In this context, we use "Transportome" metabolic profiling with our expanding panel of RBD to track a series of SLC known as, or that we unveiled to be, key players in hematopoiesis. This project is developed notably in collaboration with Naomi Taylor's group (see Montel-Hagen, Cell 2008; Oburoglu, Cell Stem Cell, 2014) and Mohandas Narla's laboratory (New York Blood Center).
We have set up "Transpotome" to help monitoring oncogenic processes (Petit et al. 2013) and we are presently exploiting this tool in ongoing collaborations with several teams at the Montpellier Cancer Institute and IRCM teams.
The tracking of specific SLC with different RBD has allowed us to unveil metabolic reprogrammation of neutrophils during inflammation (Laval et al. J Immunol 2013); to characterize the role of XPR1 in a rare idiopathic neuropathological disease - see below (Legati/Giovannini et al. 2015; Anheim/López-Sánchez et al. 2016); or to detect rapidly statin-driven myotoxicity in collaboration with Istem (Peric et al. 2015).
"Transportome", an RBD-based SLC monitoring is a concept at the origin of Metafora-biosystems, a start-up co-founded by Vincent Petit, a former member of our group.
Further developments with RBD include their use as tools for specific tumor imaging and detection (Fig.3), antitumoral activity, and metabolic regulators, notably in collaboration with several teams at IGMM and IRCM.
Also, thanks to Marc Vidal's human ORFeome generous endeavor (hORFeome Database), we are mounting an expression library in mammalian cells of all identified human SLC, in a semi-automated screen for ligands and SLC modulators (SLCeome). While expanding our RBD collection, using "Transportome" and "SLCeome" screening, we identified the long-sought receptors for the bovine leukemia virus (BLV) and porcine endogenous retrovirus type B (PERVB); two retroviruses characterized by their costly massive economical impacts and their ability to infect human cells.
4.XPR1, a mouse retrovirus receptor, is the first and only know inorganic phosphate exporter identified in metazoans and a new actor in pathological calcification
Although numerous animal retroviral Env can drive human cell infection, identification of their receptors and their functions have been slow and fastidious.

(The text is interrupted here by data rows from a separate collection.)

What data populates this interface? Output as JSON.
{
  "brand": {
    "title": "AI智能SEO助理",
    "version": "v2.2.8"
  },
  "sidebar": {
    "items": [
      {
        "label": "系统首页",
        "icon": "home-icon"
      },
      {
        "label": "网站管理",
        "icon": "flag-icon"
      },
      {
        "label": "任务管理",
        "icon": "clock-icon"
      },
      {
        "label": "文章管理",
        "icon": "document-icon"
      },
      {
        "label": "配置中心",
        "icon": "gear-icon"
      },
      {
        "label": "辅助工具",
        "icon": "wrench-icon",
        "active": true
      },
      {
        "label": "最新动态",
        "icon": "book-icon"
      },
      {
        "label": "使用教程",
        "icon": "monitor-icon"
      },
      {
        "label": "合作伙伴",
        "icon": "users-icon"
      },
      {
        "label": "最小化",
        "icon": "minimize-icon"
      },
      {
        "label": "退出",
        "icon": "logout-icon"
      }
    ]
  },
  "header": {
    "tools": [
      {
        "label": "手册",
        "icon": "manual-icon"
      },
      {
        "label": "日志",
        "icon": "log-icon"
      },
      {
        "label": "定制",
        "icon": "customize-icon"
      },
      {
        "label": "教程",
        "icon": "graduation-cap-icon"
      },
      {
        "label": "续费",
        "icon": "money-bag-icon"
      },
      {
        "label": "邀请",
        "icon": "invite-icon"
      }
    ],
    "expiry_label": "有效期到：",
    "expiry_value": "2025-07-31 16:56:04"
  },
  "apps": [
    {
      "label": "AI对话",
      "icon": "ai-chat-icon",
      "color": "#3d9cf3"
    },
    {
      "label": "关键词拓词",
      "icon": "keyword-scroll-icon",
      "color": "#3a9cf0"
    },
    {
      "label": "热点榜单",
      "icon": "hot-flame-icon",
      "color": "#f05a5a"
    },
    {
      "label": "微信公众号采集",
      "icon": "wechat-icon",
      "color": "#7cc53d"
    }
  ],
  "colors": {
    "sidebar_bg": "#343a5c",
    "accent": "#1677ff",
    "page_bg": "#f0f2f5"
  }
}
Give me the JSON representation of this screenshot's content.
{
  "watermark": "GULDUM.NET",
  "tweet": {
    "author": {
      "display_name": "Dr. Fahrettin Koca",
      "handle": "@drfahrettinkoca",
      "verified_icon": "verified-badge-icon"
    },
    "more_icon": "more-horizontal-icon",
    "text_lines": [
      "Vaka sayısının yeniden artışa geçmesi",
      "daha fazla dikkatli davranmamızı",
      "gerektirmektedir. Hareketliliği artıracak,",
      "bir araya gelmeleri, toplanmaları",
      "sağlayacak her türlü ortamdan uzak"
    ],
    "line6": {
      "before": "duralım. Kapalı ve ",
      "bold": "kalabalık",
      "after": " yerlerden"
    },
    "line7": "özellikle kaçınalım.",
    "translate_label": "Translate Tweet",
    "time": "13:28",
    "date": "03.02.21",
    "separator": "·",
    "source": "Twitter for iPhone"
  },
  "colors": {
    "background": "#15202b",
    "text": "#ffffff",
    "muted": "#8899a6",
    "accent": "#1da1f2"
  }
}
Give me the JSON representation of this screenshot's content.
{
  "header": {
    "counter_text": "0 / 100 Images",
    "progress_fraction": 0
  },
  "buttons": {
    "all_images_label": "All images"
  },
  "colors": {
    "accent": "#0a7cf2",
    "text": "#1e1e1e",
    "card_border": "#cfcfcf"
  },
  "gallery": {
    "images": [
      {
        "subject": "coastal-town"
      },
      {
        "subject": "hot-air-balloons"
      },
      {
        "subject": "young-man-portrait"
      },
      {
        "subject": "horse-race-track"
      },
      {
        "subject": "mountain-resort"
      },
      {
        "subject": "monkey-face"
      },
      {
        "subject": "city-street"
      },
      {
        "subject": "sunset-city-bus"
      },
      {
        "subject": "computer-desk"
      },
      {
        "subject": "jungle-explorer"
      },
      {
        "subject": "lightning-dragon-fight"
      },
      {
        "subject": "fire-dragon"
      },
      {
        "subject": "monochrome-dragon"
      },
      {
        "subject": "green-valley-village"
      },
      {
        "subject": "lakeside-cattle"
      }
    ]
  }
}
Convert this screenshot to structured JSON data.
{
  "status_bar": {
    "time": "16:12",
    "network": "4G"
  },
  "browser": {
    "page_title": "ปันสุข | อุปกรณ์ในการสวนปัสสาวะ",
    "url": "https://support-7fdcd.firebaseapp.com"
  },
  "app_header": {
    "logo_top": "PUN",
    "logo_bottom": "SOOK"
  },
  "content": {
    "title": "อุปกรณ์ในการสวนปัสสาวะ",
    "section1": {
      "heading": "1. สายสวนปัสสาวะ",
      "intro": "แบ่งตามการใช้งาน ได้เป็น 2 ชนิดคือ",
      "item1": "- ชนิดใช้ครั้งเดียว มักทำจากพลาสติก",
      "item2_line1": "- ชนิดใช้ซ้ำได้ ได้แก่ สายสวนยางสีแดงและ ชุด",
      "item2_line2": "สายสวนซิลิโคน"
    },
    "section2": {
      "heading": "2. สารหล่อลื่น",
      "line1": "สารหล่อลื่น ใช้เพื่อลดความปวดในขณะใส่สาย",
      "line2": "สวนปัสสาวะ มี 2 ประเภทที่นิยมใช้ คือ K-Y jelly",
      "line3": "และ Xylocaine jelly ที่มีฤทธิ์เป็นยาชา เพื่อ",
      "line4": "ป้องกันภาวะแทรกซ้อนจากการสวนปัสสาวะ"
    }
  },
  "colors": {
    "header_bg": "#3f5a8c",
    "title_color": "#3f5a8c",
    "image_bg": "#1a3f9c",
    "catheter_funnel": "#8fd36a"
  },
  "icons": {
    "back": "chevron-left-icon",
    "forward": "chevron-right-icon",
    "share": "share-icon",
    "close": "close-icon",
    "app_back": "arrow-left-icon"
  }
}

Thus, xenotropic and polytropic murine leukemia retroviruses (X- and P-MLV), which have not shown to be human infectious agents (see Courgnaud et al. PNAS 2010; Jeziorski et al. 2016) despite their ability to infect human cells, were among the first mammalian retroviruses identified in the '70s; XPR1, their common receptor, has been discovered only several decades later, in 1998, and we recently elucidated XPR1 function as the first metazoan exporter of inorganic phosphate; a function that we have shown to be conserved from invertebrates to humans (Giovannini et al. 2013) (Fig.4a). Moreover, we showed that XRBD, the receptor-binding Env-derived soluble ligand, inhibited XPR1-mediated phosphate transport (Giovannini 2013) (Fig.4b).
More recently, we have identified XPR1 as one of the genes responsible for a rare neurodegenerative disease, the primary familial brain calcification, formerly known as Fahr's disease (Legati/Giovannini et al. 2015). Furthermore, we have identified several sets of mutations in the SPX cytoplasmic domain of XPR1 as responsible for this disease (Anheim/López-Sánchez et al. 2016). We are currently using these mutants and different XPR1 expression molecules to develop our understanding at the molecular and physiological levels of phosphate bidirectional transport and its link to normal and pathological calcification. We are also currently identifying and characterizing XPR1 cellular partners that are likely to play a role in XPR1-dependent phosphate and calcium homeostasis.